RispondiEliminaTale condizione pone i soggetti coinvolti, ad esempio i maestri/arbitri o i maestri/ct, di fronte alla possibilità di dover scegliere tra interessi personali ed interessi istituzionali, che potrebbero non coincidere È questo l'impasse che tiene in ostaggio il mondo schermistico italiano. È questo il nodo di fondo, che non si vuole affrontare e risolvere neppure a fronte di situazioni conclamate. Comprendo che sono molteplici gli interessi in ballo. Ritengo, a questo punto, che i vertici FIS non possano essere in buona fede nel non volere riconoscere l'ovvietà di questo conflitto che, in un caso affine, ma molto più banale, è stato perfino disciplinato con legge. Mi riferisco all’art. 90, comma 18, della legge 289/2002 che, nel regolamentare il contenuto degli statuti delle società e delle associazioni sportive dilettantistiche, ha sancito il principio della incompatibilità del ruolo di amministratore con qualunque altra carica eventualmente rivestita in altre società e associazioni nell'ambito della medesima federazione sportiva.
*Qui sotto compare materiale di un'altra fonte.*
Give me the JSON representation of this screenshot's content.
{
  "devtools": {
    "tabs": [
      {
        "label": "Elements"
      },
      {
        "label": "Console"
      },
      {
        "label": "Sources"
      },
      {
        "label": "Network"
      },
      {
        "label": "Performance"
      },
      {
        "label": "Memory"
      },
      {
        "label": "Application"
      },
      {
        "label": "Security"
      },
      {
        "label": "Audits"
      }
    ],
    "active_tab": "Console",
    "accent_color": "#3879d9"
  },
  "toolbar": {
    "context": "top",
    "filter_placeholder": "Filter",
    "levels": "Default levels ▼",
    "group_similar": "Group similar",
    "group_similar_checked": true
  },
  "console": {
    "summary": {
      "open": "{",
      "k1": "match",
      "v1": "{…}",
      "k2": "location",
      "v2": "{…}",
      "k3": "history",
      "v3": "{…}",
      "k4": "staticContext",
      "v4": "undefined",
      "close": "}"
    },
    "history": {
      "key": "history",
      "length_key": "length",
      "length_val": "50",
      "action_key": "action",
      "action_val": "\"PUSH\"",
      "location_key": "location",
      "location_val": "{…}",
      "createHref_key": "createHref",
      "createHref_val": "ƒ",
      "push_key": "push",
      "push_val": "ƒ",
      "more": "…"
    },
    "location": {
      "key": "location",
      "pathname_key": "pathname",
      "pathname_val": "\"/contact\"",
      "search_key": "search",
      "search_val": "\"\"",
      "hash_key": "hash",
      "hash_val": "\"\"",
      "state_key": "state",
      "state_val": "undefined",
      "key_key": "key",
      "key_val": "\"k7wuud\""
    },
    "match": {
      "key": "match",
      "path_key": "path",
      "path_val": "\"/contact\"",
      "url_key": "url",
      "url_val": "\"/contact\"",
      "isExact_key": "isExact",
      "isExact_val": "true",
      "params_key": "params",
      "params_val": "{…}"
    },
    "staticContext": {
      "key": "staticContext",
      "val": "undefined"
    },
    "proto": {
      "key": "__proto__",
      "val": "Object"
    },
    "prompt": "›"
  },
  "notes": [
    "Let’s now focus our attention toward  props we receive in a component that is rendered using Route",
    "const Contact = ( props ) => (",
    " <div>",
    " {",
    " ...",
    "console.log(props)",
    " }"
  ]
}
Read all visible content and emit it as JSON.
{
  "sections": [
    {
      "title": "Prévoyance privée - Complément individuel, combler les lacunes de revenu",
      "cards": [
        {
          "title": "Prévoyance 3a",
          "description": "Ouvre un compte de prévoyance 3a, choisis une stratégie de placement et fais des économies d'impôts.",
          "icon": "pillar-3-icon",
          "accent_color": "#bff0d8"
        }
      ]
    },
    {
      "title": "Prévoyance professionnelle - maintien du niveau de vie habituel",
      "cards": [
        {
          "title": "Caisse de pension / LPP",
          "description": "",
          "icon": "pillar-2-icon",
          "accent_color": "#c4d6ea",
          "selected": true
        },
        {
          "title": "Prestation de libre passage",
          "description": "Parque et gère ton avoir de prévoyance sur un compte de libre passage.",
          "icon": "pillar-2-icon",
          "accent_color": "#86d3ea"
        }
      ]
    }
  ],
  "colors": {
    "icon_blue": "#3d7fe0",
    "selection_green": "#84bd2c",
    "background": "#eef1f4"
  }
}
La logica ratio della norma vale a tutelare, le singole società e i relativi associati, da potenziali conflitti di interesse che sono insiti nel fatto stesso di ricoprire cariche dirigenziali in enti che praticano la medesima disciplina. Chi è portatore di interessi contrapposti incarna il conflitto a prescindere, al di là del fatto di avere abusato o meno della propria posizione. Poggia su questa considerazione il fallimento politico di un gruppo dirigente la cui stabilità non potrà resistere di fronte a lacerazioni e divisioni sempre più frequenti, la cui evidenza non può essere più sottaciuta. E’ ora di voltare pagina!